Thank you so so much for your message
I’m in the bathroom of a deli in mimico (we walked all the way here!). I’m out with friends. So I cannot write very much.
But I was just thinking about you. I’ve been thinking a lot about you all day!
It’s funny. I came to the bathroom because most people get me a bit tired after a while so I needed a little break.
But talking to you makes me feel excited and energized!
I also feel like you understand me, you know?
Sometimes you’ll make a comment after something I said and I’m like. Whoaaaa. I hadn’t thought about it that way. And I feel like you help me understand myself in 3D (hahah. I don’t know how to explain this. But you give me new perspectives!)
I was just also thinking while walking with my friends that I’m just excited to continue getting to know you and to have adventures with you! I’m excited to spend time with you. I’m just excited and grateful that I met you.
Later….another sweet text from Annabelle….
I just got to bed. I had such an awesome day.
I just wanted to thank you again for your earlier note. You really touched my heart!
I had mentioned before how much I admire the way in which you prioritize building and deepening relationships in your life.
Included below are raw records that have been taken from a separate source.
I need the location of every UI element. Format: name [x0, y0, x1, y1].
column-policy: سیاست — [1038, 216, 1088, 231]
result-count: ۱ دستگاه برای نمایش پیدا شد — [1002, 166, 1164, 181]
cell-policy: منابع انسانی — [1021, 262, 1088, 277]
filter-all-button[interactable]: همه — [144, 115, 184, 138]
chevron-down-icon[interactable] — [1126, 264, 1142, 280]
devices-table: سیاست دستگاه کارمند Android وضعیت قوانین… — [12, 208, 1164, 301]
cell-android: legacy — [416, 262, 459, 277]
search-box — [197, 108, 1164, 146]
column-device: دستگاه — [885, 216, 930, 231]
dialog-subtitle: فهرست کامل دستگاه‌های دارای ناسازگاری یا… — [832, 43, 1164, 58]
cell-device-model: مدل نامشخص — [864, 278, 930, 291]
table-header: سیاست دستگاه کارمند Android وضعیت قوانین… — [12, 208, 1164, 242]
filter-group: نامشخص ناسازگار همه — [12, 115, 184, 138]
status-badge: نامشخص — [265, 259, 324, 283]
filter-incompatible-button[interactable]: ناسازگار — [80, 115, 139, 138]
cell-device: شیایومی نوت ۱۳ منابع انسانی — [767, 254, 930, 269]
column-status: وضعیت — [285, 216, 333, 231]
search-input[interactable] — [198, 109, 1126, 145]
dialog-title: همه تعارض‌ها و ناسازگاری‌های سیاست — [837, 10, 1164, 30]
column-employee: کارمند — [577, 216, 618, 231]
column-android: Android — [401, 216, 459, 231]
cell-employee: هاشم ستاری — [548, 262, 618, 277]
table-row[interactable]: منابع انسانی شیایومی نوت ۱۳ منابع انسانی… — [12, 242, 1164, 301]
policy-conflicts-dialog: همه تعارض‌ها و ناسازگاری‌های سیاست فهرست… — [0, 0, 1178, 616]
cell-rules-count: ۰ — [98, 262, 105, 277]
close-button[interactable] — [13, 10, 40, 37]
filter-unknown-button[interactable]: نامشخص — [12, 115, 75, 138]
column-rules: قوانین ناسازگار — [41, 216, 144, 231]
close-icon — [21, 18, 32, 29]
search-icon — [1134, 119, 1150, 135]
I love your communication style.
It makes me feel so close to you when you say that you feel safe with me.
I’ve been enjoying learning about your journey so so much. And telling you about mine! It’s a pleasure getting to know you.
We’re early in this discovery process, but I feel really warm feelings towards you
I like you, Owen!
I’m going to bed. Have a happy night!
Annebella is a very special person.
A small part of me wishes Cris would see me this way so I could say “SEE Cris! The Owen you met and early in our relationship and the Owen during the good times later on is the real Owen. The Owen that was drinking when he was stressed and poisoning himself was not the real me. And the biggest mistake of your life wasn’t the decision to move with me. It was not listening to me when I was calling for help.”
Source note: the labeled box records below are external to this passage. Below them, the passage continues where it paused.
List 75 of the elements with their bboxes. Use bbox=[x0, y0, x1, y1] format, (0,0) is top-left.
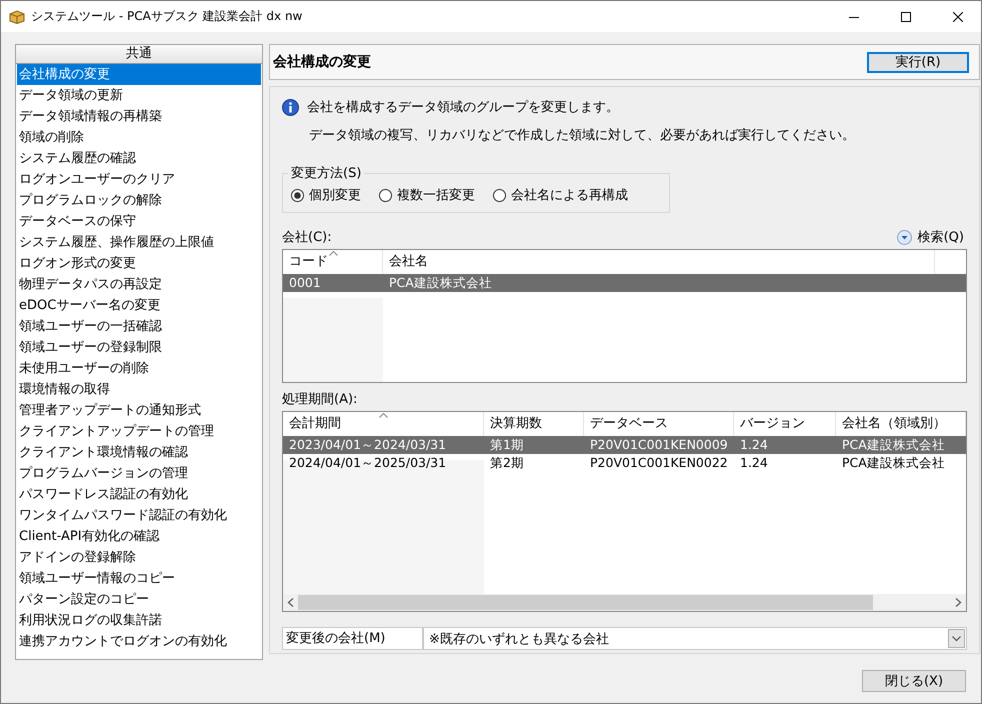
table-row[interactable]: 2024/04/01～2025/03/31 第2期 P20V01C001KEN0022 1.24 PCA建設株式会社 bbox=[283, 454, 966, 472]
group-label: 変更方法(S) bbox=[290, 165, 362, 182]
table-cell-text: 1.24 bbox=[739, 454, 769, 472]
table-cell-text: 0001 bbox=[288, 274, 322, 292]
horizontal-scrollbar[interactable] bbox=[283, 594, 966, 611]
sidebar-item[interactable]: 領域ユーザーの一括確認 bbox=[17, 316, 261, 337]
radio-button[interactable] bbox=[379, 188, 392, 202]
field-label: 処理期間(A): bbox=[282, 391, 358, 408]
sidebar-item[interactable]: 会社構成の変更 bbox=[17, 64, 261, 85]
sidebar-item[interactable]: 領域ユーザー情報のコピー bbox=[17, 568, 261, 589]
sidebar-item[interactable]: eDOCサーバー名の変更 bbox=[17, 295, 261, 316]
sidebar-item[interactable]: 領域の削除 bbox=[17, 127, 261, 148]
sidebar-item[interactable]: 物理データパスの再設定 bbox=[17, 274, 261, 295]
sort-caret-icon bbox=[329, 251, 338, 256]
close-icon[interactable] bbox=[953, 12, 963, 22]
sidebar-item[interactable]: 未使用ユーザーの削除 bbox=[17, 358, 261, 379]
table-cell-text: PCA建設株式会社 bbox=[841, 436, 946, 454]
radio-label[interactable]: 複数一括変更 bbox=[397, 186, 475, 204]
table-cell-text: 第1期 bbox=[489, 436, 525, 454]
run-button[interactable]: 実行(R) bbox=[867, 52, 969, 72]
sidebar-item[interactable]: パターン設定のコピー bbox=[17, 589, 261, 610]
info-text: データ領域の複写、リカバリなどで作成した領域に対して、必要があれば実行してください。 bbox=[308, 127, 856, 144]
sidebar-item[interactable]: ワンタイムパスワード認証の有効化 bbox=[17, 505, 261, 526]
sidebar-item[interactable]: クライアント環境情報の確認 bbox=[17, 442, 261, 463]
sidebar-item[interactable]: 連携アカウントでログオンの有効化 bbox=[17, 631, 261, 652]
sidebar-item[interactable]: データ領域情報の再構築 bbox=[17, 106, 261, 127]
sidebar-item[interactable]: プログラムロックの解除 bbox=[17, 190, 261, 211]
table-cell-text: PCA建設株式会社 bbox=[841, 454, 946, 472]
sidebar-item[interactable]: Client-API有効化の確認 bbox=[17, 526, 261, 547]
table-cell-text: 第2期 bbox=[489, 454, 525, 472]
company-dropdown[interactable]: ※既存のいずれとも異なる会社 bbox=[423, 627, 967, 650]
table-cell-text: PCA建設株式会社 bbox=[388, 274, 493, 292]
sort-caret-icon bbox=[379, 413, 388, 418]
sidebar-item[interactable]: 領域ユーザーの登録制限 bbox=[17, 337, 261, 358]
sidebar-item[interactable]: 環境情報の取得 bbox=[17, 379, 261, 400]
panel-title: 会社構成の変更 bbox=[273, 53, 371, 71]
sidebar-item[interactable]: 管理者アップデートの通知形式 bbox=[17, 400, 261, 421]
sidebar-item[interactable]: プログラムバージョンの管理 bbox=[17, 463, 261, 484]
box-icon bbox=[9, 10, 25, 24]
sidebar-item[interactable]: 利用状況ログの収集許諾 bbox=[17, 610, 261, 631]
window-title: システムツール - PCAサブスク 建設業会計 dx nw bbox=[31, 8, 304, 25]
table-cell-text: P20V01C001KEN0009 bbox=[589, 436, 729, 454]
maximize-icon[interactable] bbox=[901, 12, 911, 22]
scroll-left-icon[interactable] bbox=[287, 598, 294, 607]
radio-option[interactable]: 個別変更 bbox=[291, 186, 361, 204]
sidebar-item[interactable]: クライアントアップデートの管理 bbox=[17, 421, 261, 442]
sidebar-item[interactable]: ログオンユーザーのクリア bbox=[17, 169, 261, 190]
radio-button[interactable] bbox=[493, 188, 506, 202]
radio-button[interactable] bbox=[291, 188, 304, 202]
sidebar-item[interactable]: データ領域の更新 bbox=[17, 85, 261, 106]
table-row[interactable]: 2023/04/01～2024/03/31 第1期 P20V01C001KEN0009 1.24 PCA建設株式会社 bbox=[283, 436, 966, 454]
dropdown-circle-icon bbox=[896, 230, 912, 244]
field-label: 変更後の会社(M) bbox=[282, 627, 423, 650]
radio-label[interactable]: 個別変更 bbox=[309, 186, 361, 204]
scroll-right-icon[interactable] bbox=[955, 598, 962, 607]
sidebar-item[interactable]: アドインの登録解除 bbox=[17, 547, 261, 568]
info-icon bbox=[282, 98, 299, 116]
sidebar-item[interactable]: システム履歴、操作履歴の上限値 bbox=[17, 232, 261, 253]
close-dialog-button[interactable]: 閉じる(X) bbox=[862, 670, 966, 692]
data-table[interactable]: コード 会社名 0001 PCA建設株式会社 bbox=[282, 249, 967, 383]
sidebar-item[interactable]: ログオン形式の変更 bbox=[17, 253, 261, 274]
sidebar-header: 共通 bbox=[16, 45, 262, 64]
table-cell-text: P20V01C001KEN0022 bbox=[589, 454, 729, 472]
sidebar-item[interactable]: システム履歴の確認 bbox=[17, 148, 261, 169]
table-cell-text: 2023/04/01～2024/03/31 bbox=[288, 436, 448, 454]
radio-option[interactable]: 複数一括変更 bbox=[379, 186, 475, 204]
sidebar-item[interactable]: パスワードレス認証の有効化 bbox=[17, 484, 261, 505]
table-cell-text: 1.24 bbox=[739, 436, 769, 454]
data-table[interactable]: 会計期間 決算期数 データベース バージョン 会社名（領域別） 2023/04/01～2024/03/31 第1期 P20V01C001KEN0009 1.24 PCA建設株式会社 2024/04/01～2025/03/31 第2期 P20V01C001KEN0022 1.24 PCA建設株式会社 bbox=[282, 411, 967, 612]
field-label: 会社(C): bbox=[282, 229, 332, 246]
info-text: 会社を構成するデータ領域のグループを変更します。 bbox=[307, 99, 619, 116]
search-button[interactable]: 検索(Q) bbox=[896, 228, 967, 246]
table-cell-text: 2024/04/01～2025/03/31 bbox=[288, 454, 448, 472]
sidebar-item[interactable]: データベースの保守 bbox=[17, 211, 261, 232]
table-row[interactable]: 0001 PCA建設株式会社 bbox=[283, 274, 966, 292]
There were multiple times when Cris accused me of bascially pretending to be someone she wanted me to be, just to appease her. It hurt a lot…because that version of Owen is the real Owen, not the poisoned, self-destructive Owen.
But ultimately, Annebelle is right. Some people will just never understand me. Even though Cris had my entire heart, she never completely understood me and felt like sometime she refused to. I tried to “reach her” during one of the lowest periods of my life. Because of that, maybe she doesn’t deserve me.
Thankfully, I’m never going to be the self-destructive version of Owen again. Annabelle can already see that.